И все-таки, тут жили и Фадеев, и Катаев и Симонов… да что там, весь цвет советской литературы! Это же история.

– Кстати, в этом доме, – мой приятель указал в глубь темного из-за частых, огромных деревьев двора, – жил Александр Чаковский. Теперь это – собственность Владимира Познера. А вон в том доме, – мой приятель кивнул головой в противоположную сторону и немного вперед, – жил как раз Симонов.

– А теперь?

– А теперь… а теперь здесь никто не живет. Так, купили и…

Тут из калитки впереди нас высыпала шумная толпа и повернула в нашу сторону. Впереди, я узнал его сразу, – Михаил Козаков. Он приветливо и с достоинством поздоровался с нами, на ходу приобнял за плечи моего приятеля и так же шумно удалился, сопровождаемый тремя почтенными дамами.
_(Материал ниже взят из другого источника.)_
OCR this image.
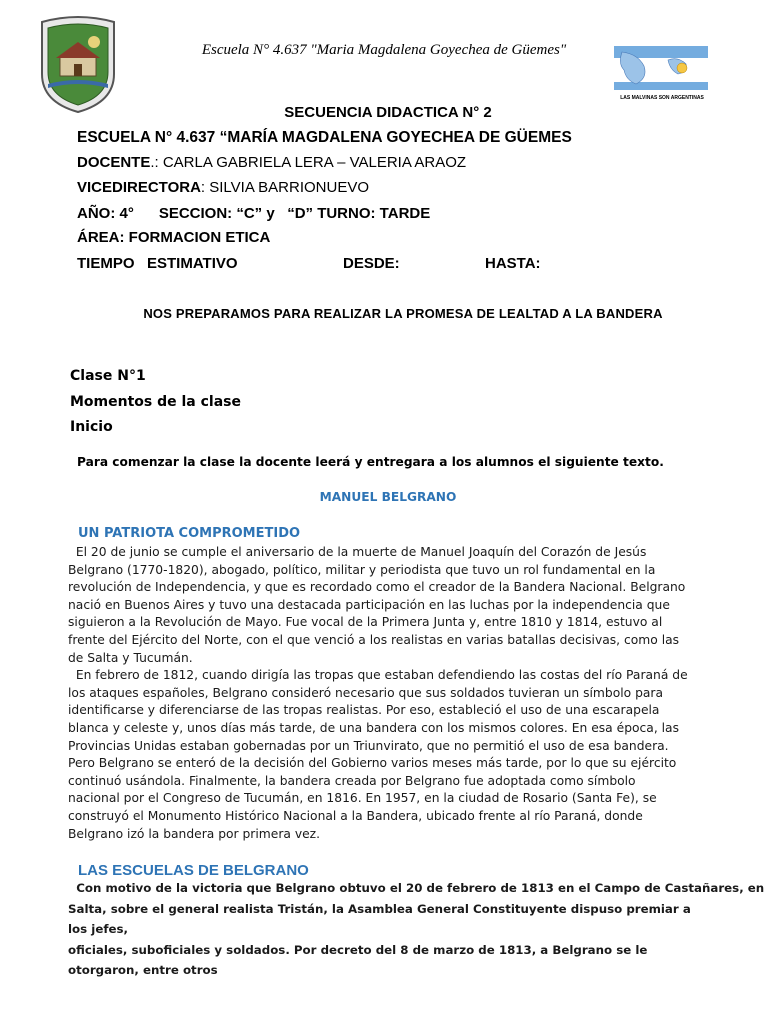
Escuela N° 4.637 "Maria Magdalena Goyechea de Güemes"
LAS MALVINAS SON ARGENTINAS
SECUENCIA DIDACTICA N° 2
ESCUELA N° 4.637 “MARÍA MAGDALENA GOYECHEA DE GÜEMES
DOCENTE.: CARLA GABRIELA LERA – VALERIA ARAOZ
VICEDIRECTORA: SILVIA BARRIONUEVO
AÑO: 4°      SECCION: “C” y   “D” TURNO: TARDE
ÁREA: FORMACION ETICA
TIEMPO   ESTIMATIVO	DESDE:	HASTA:
NOS PREPARAMOS PARA REALIZAR LA PROMESA DE LEALTAD A LA BANDERA
Clase N°1
Momentos de la clase
Inicio
Para comenzar la clase la docente leerá y entregara a los alumnos el siguiente texto.
MANUEL BELGRANO
UN PATRIOTA COMPROMETIDO

El 20 de junio se cumple el aniversario de la muerte de Manuel Joaquín del Corazón de Jesús

Belgrano (1770-1820), abogado, político, militar y periodista que tuvo un rol fundamental en la

revolución de Independencia, y que es recordado como el creador de la Bandera Nacional. Belgrano

nació en Buenos Aires y tuvo una destacada participación en las luchas por la independencia que

siguieron a la Revolución de Mayo. Fue vocal de la Primera Junta y, entre 1810 y 1814, estuvo al

frente del Ejército del Norte, con el que venció a los realistas en varias batallas decisivas, como las

de Salta y Tucumán.

En febrero de 1812, cuando dirigía las tropas que estaban defendiendo las costas del río Paraná de

los ataques españoles, Belgrano consideró necesario que sus soldados tuvieran un símbolo para

identificarse y diferenciarse de las tropas realistas. Por eso, estableció el uso de una escarapela

blanca y celeste y, unos días más tarde, de una bandera con los mismos colores. En esa época, las

Provincias Unidas estaban gobernadas por un Triunvirato, que no permitió el uso de esa bandera.

Pero Belgrano se enteró de la decisión del Gobierno varios meses más tarde, por lo que su ejército

continuó usándola. Finalmente, la bandera creada por Belgrano fue adoptada como símbolo

nacional por el Congreso de Tucumán, en 1816. En 1957, en la ciudad de Rosario (Santa Fe), se

construyó el Monumento Histórico Nacional a la Bandera, ubicado frente al río Paraná, donde

Belgrano izó la bandera por primera vez.

LAS ESCUELAS DE BELGRANO

Con motivo de la victoria que Belgrano obtuvo el 20 de febrero de 1813 en el Campo de Castañares, en

Salta, sobre el general realista Tristán, la Asamblea General Constituyente dispuso premiar a los jefes,

oficiales, suboficiales y soldados. Por decreto del 8 de marzo de 1813, a Belgrano se le otorgaron, entre otros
– А в том доме жил Владимир Солоухин.

– И что?

– А теперь Владимир Вигилянский живет.

– Кто это?

– Священник.

– Священник, в писательском доме?

– Ты что, не знаешь Вигилянского? – посмотрел на меня приятель. – Он известный критик. Правда, в прошлом. Лет семь – десять назад ни один номер «Огонька» без него не обходился. Неплохо писал. И много.
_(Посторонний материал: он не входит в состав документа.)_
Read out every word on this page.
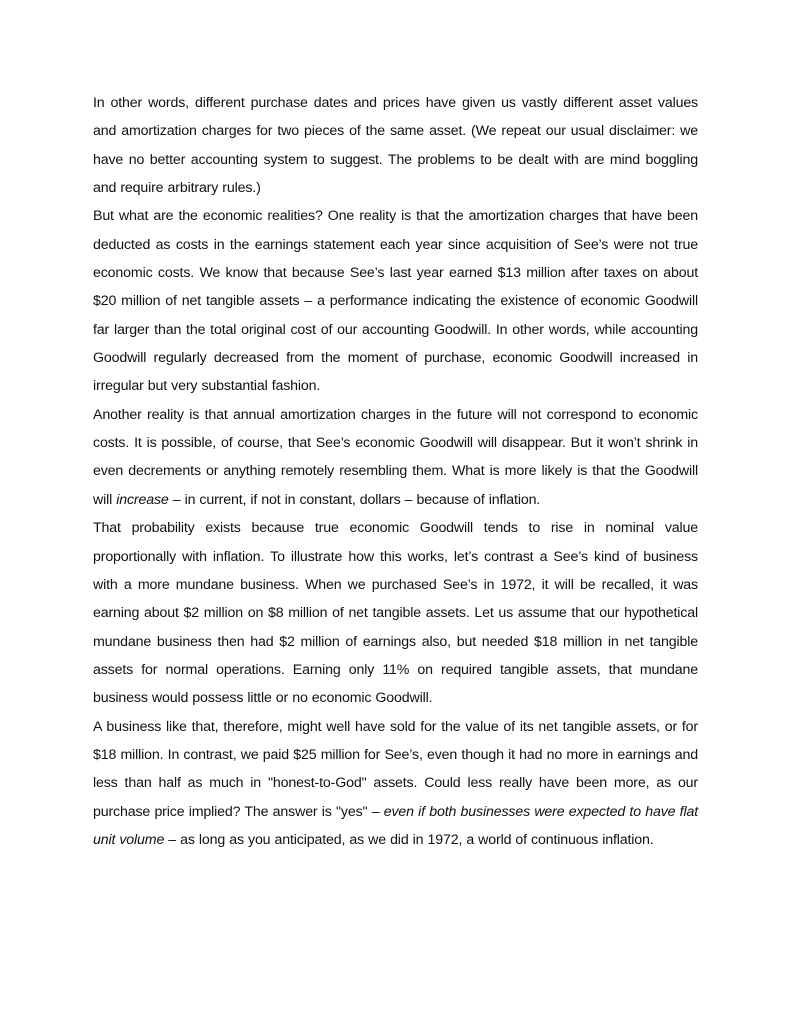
In other words, different purchase dates and prices have given us vastly different asset values and amortization charges for two pieces of the same asset. (We repeat our usual disclaimer: we have no better accounting system to suggest. The problems to be dealt with are mind boggling and require arbitrary rules.)

But what are the economic realities? One reality is that the amortization charges that have been deducted as costs in the earnings statement each year since acquisition of See’s were not true economic costs. We know that because See’s last year earned $13 million after taxes on about $20 million of net tangible assets – a performance indicating the existence of economic Goodwill far larger than the total original cost of our accounting Goodwill. In other words, while accounting Goodwill regularly decreased from the moment of purchase, economic Goodwill increased in irregular but very substantial fashion.

Another reality is that annual amortization charges in the future will not correspond to economic costs. It is possible, of course, that See’s economic Goodwill will disappear. But it won’t shrink in even decrements or anything remotely resembling them. What is more likely is that the Goodwill will increase – in current, if not in constant, dollars – because of inflation.

That probability exists because true economic Goodwill tends to rise in nominal value proportionally with inflation. To illustrate how this works, let’s contrast a See’s kind of business with a more mundane business. When we purchased See’s in 1972, it will be recalled, it was earning about $2 million on $8 million of net tangible assets. Let us assume that our hypothetical mundane business then had $2 million of earnings also, but needed $18 million in net tangible assets for normal operations. Earning only 11% on required tangible assets, that mundane business would possess little or no economic Goodwill.

A business like that, therefore, might well have sold for the value of its net tangible assets, or for $18 million. In contrast, we paid $25 million for See’s, even though it had no more in earnings and less than half as much in "honest-to-God" assets. Could less really have been more, as our purchase price implied? The answer is "yes" – even if both businesses were expected to have flat unit volume – as long as you anticipated, as we did in 1972, a world of continuous inflation.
– Но все-таки Владимир Солоухин, – как бы оправдывал свое невежество я, – согласись, величина в русской литературе не меньше того же Окуджавы…

– Оставь. Кому теперь нужен Солоухин? – оборвал меня приятель. – За Вигилянского сам патриарх перед Литфондом хлопотал. Кстати, я с Владимиром Вигилянским вместе в Литературном институте учился. Парень был – хоть куда?

– И в батюшки подался?

– В университетском храме МГУ подвизается. Православную молодежь окормляет.
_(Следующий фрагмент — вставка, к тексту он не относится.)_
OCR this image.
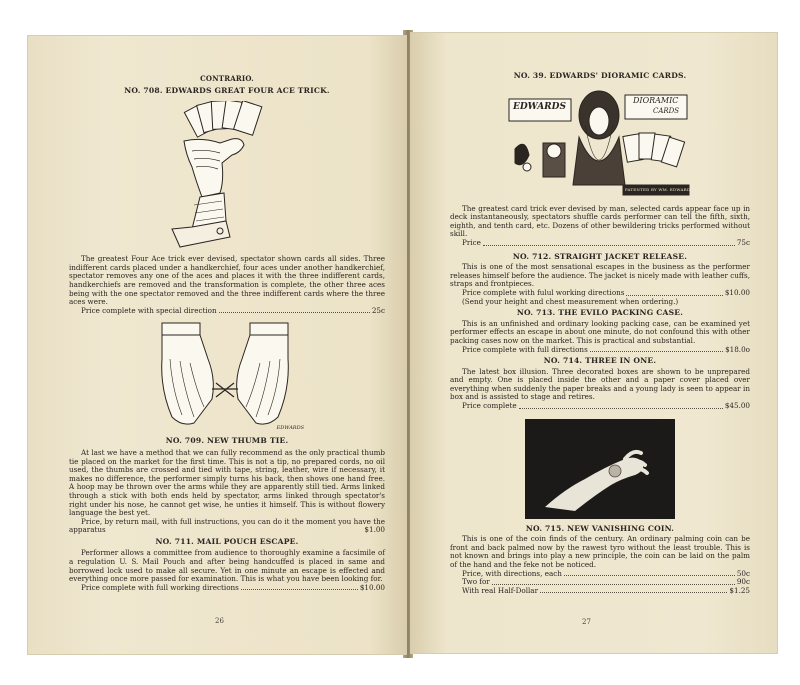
CONTRARIO.
NO. 708. EDWARDS GREAT FOUR ACE TRICK.

The greatest Four Ace trick ever devised, spectator shown cards all sides. Three indifferent cards placed under a handkerchief, four aces under another handkerchief, spectator removes any one of the aces and places it with the three indifferent cards, handkerchiefs are removed and the transformation is complete, the other three aces being with the one spectator removed and the three indifferent cards where the three aces were.

Price complete with special direction	25c
EDWARDS
NO. 709. NEW THUMB TIE.

At last we have a method that we can fully recommend as the only practical thumb tie placed on the market for the first time. This is not a tip, no prepared cords, no oil used, the thumbs are crossed and tied with tape, string, leather, wire if necessary, it makes no difference, the performer simply turns his back, then shows one hand free. A hoop may be thrown over the arms while they are apparently still tied. Arms linked through a stick with both ends held by spectator, arms linked through spectator's right under his nose, he cannot get wise, he unties it himself. This is without flowery language the best yet.

Price, by return mail, with full instructions, you can do it the moment you have the apparatus	$1.00

NO. 711. MAIL POUCH ESCAPE.

Performer allows a committee from audience to thoroughly examine a facsimile of a regulation U. S. Mail Pouch and after being handcuffed is placed in same and borrowed lock used to make all secure. Yet in one minute an escape is effected and everything once more passed for examination. This is what you have been looking for.

Price complete with full working directions	$10.00
26
NO. 39. EDWARDS' DIORAMIC CARDS.
EDWARDS
DIORAMIC
CARDS
PATENTED BY WM. EDWARDS

The greatest card trick ever devised by man, selected cards appear face up in deck instantaneously, spectators shuffle cards performer can tell the fifth, sixth, eighth, and tenth card, etc. Dozens of other bewildering tricks performed without skill.

Price	75c
NO. 712. STRAIGHT JACKET RELEASE.

This is one of the most sensational escapes in the business as the performer releases himself before the audience. The jacket is nicely made with leather cuffs, straps and frontpieces.

Price complete with fulul working directions	$10.00

(Send your height and chest measurement when ordering.)

NO. 713. THE EVILO PACKING CASE.

This is an unfinished and ordinary looking packing case, can be examined yet performer effects an escape in about one minute, do not confound this with other packing cases now on the market. This is practical and substantial.

Price complete with full directions	$18.0o
NO. 714. THREE IN ONE.

The latest box illusion. Three decorated boxes are shown to be unprepared and empty. One is placed inside the other and a paper cover placed over everything when suddenly the paper breaks and a young lady is seen to appear in box and is assisted to stage and retires.

Price complete	$45.00
NO. 715. NEW VANISHING COIN.

This is one of the coin finds of the century. An ordinary palming coin can be front and back palmed now by the rawest tyro without the least trouble. This is not known and brings into play a new principle, the coin can be laid on the palm of the hand and the feke not be noticed.

Price, with directions, each	50c
Two for	90c
With real Half-Dollar	$1.25
27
– А знаешь ты, что Владимира Солоухина, – не унимался я, – патриарх отпевал? Солоухин – первый русский писатель, кого отпел патриарх Алексий II. И вообще, первый человек, кого отпевали в храме Христа Спасителя.

– Ничего удивительного. Идея возрождения храма Христа Спасителя в Москве принадлежит Владимиру Солоухину. С этой идеей он лет двадцать, как я знаю, носился…

Но вот уже и магазин. Заходим. Ничего особенного. Обычный сельский магазин, так и хочется сказать «лавка». Правда, выбор продуктов довольно приличный: колбаса, консервы, водка, вино…

…А «дом Булата», как спустя месяц я узнал из программы «Время», отстояли. В писательском поселке еще одним музеем стало больше.

1998

Выручает белорусская картошка

Встреча эта была совершенно случайной, неожиданной, и, конечно же, она никоим образом ужа не могла повлиять на мою дальнейшую жизнь. Тем более на жизнь человека, с которым в тот вечер мы встретились. А увидеть его, да еще поговорить с ним, в далекой уже молодости было тайной и, увы, несбывшейся моей мечтой. Особенно, когда я бывал в Ленинграде у своей первой жены, которая так ревностно следила за моим творчеством и, можно сказать, жаждала моей поэтической карьеры. По крайней мере, пока мы жили вместе. Встреча же моя с этим человеком оказалась, как я уже сказал, случайной, неожиданной, не принесла она нам и какой-то особенной радости. Тем не менее, встреча та для нас обоих оказалась в определенной степени приятной, а для меня и желанной – все-таки увидел и хоть вкратце поговорил с хорошим человеком и, безусловно, большим поэтом современности.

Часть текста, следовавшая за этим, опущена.